Ignacio Julià
El País, 17/07/2018
Quienes conozcan la saga Fargo se harán una idea de lo que significa la expresión ‘’Minnesota nice’’, la mezcla de inefable afabilidad y elocuente simpleza con que se comportan los ciudadanos del estado norteño del que proviene la banda liderada por Gary Louris. Desde 1985, en una de esas alianzas artísticas que tan fructíferas resultan en un contexto pop —compleja y volátil en el caso de Louris y el desterrado Mark Olson—, The Jayhawks contribuyeron a la activación de un nuevo revivalismo de las raíces que contradecía el furor del grunge. Concibieron elepés grandiosos, Hollywood town hall (1992) y Tomorrow the green grass (1995), inagotables para quienes gustan del cruce entre esencias campestres y melodías a varias voces, un sonido orgánico donde guitarras, teclados y voces se funden en deleitosa ambrosía. Tras la baja de Olson, que regresará al grupo ocasionalmente, el proyecto queda en manos de Louris en obras que, como Sound of lies (1997) o Smile (2000), amplían el horizonte de una formación especializada en brochazos de melancolía aliviados por gráciles armonías. Una fórmula perfeccionada hasta sedimentar la ampulosa elegancia que animó a Ray Davies a contratarles para su díptico Americana.

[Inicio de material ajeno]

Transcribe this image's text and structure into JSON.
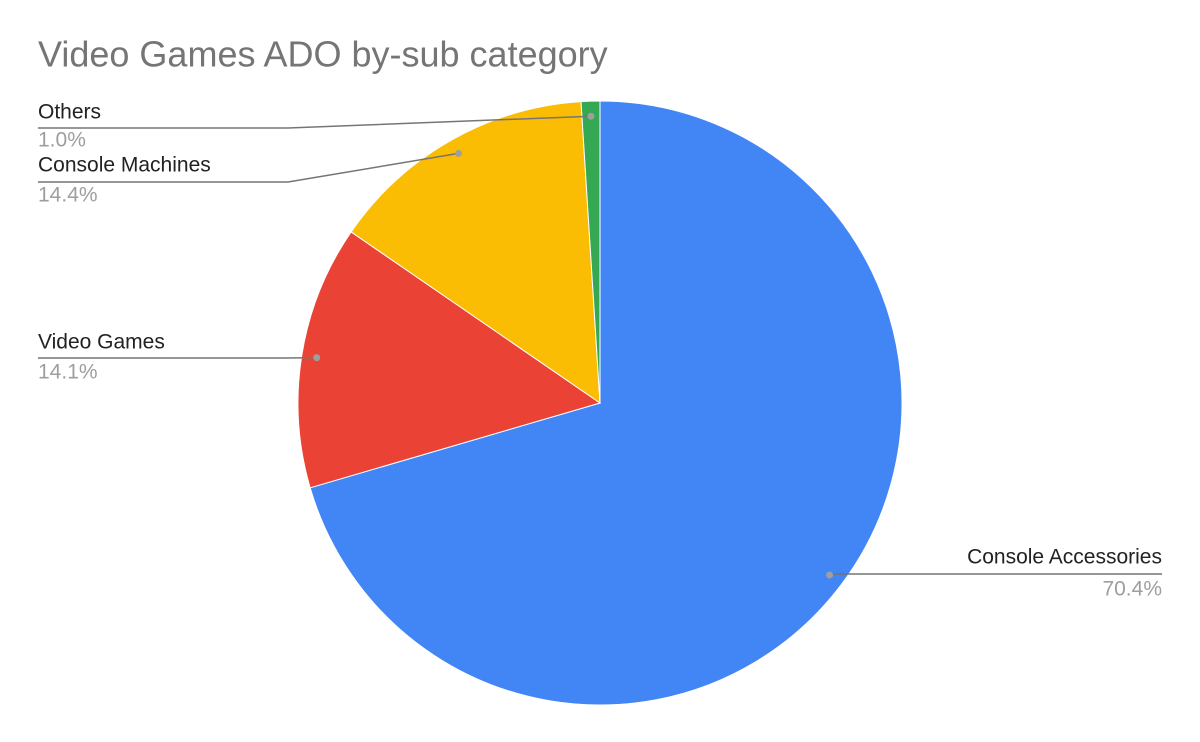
{
  "chart_data": {
    "type": "pie",
    "title": "Video Games ADO by-sub category",
    "categories": [
      "Console Accessories",
      "Video Games",
      "Console Machines",
      "Others"
    ],
    "values": [
      70.4,
      14.1,
      14.4,
      1.0
    ],
    "value_labels": [
      "70.4%",
      "14.1%",
      "14.4%",
      "1.0%"
    ],
    "colors": [
      "#4285f4",
      "#ea4335",
      "#fbbc04",
      "#34a853"
    ]
  }
}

No son The Jayhawks músicos dados a las emociones fuertes; de hecho, pueden resultar empalagosos. Su fortaleza se trama en la suavidad de fibras que al enhebrarse producen prendas cómodas más que vistosas. Lo reafirma su décimo álbum, asalto al frigorífico en el que Louris, al parecer improductivo en su rol compositor, recurre a nueve antiguos manjares firmados a medias con otros artistas —algunos publicados, otros inéditos— y añade dos recientes temas propios. Reformular estas canciones con la banda, en solo dos jornadas de reconcentradas sesiones, aporta prestancia al material y les devuelve a su senda tras pasados experimentos con tonalidades más artificiosas. Desbarata asimismo la cuestión de si Louris compondrá en distinta tesitura para Jayhawks a cuando trabajaba con las tejanas Dixie Chicks, de las que se incluyen las sensacionales Everybody knows y Bitter end. Es precisamente la perspectiva consensuada del encargo, más que la espontánea creación, lo que paradójicamente engrandece esta selección de platos recalentados. Y el gesto democrático del jefe, que deja cantar a la teclista Karen Grotberg en la cimbreante Cryin’ to me o en Eldorado, y al batería Tim O’Regan en otras dos tonadas.
Entre tanta miel sobre hojuelas, exhiben gravedad dramática y poso emocional en las sustanciosas Gonna be a darkness, compuesta junto a Jakob Dylan para la serie True blood, o Bird never flies, maravilla escrita junto al neoyorquino Ari Hest. Finalmente, la suma de narrativas sentimentales y erosionados paisajes hace de Back roads and abandoned motels —título ilustrado en portada por una crepuscular fotografía de Wim Wenders— algo más que otro ejercicio de esmerada profesionalidad. Al contrario que en Fargo, no hay truculencia en estas once grabaciones: les puede el proverbial y gentil recato de Minnesota. A cambio, rebosan la refinada artesanía de una dignísima maquinaria de rock suave y balsámicos lamentos. Ahora toca volver a la carretera.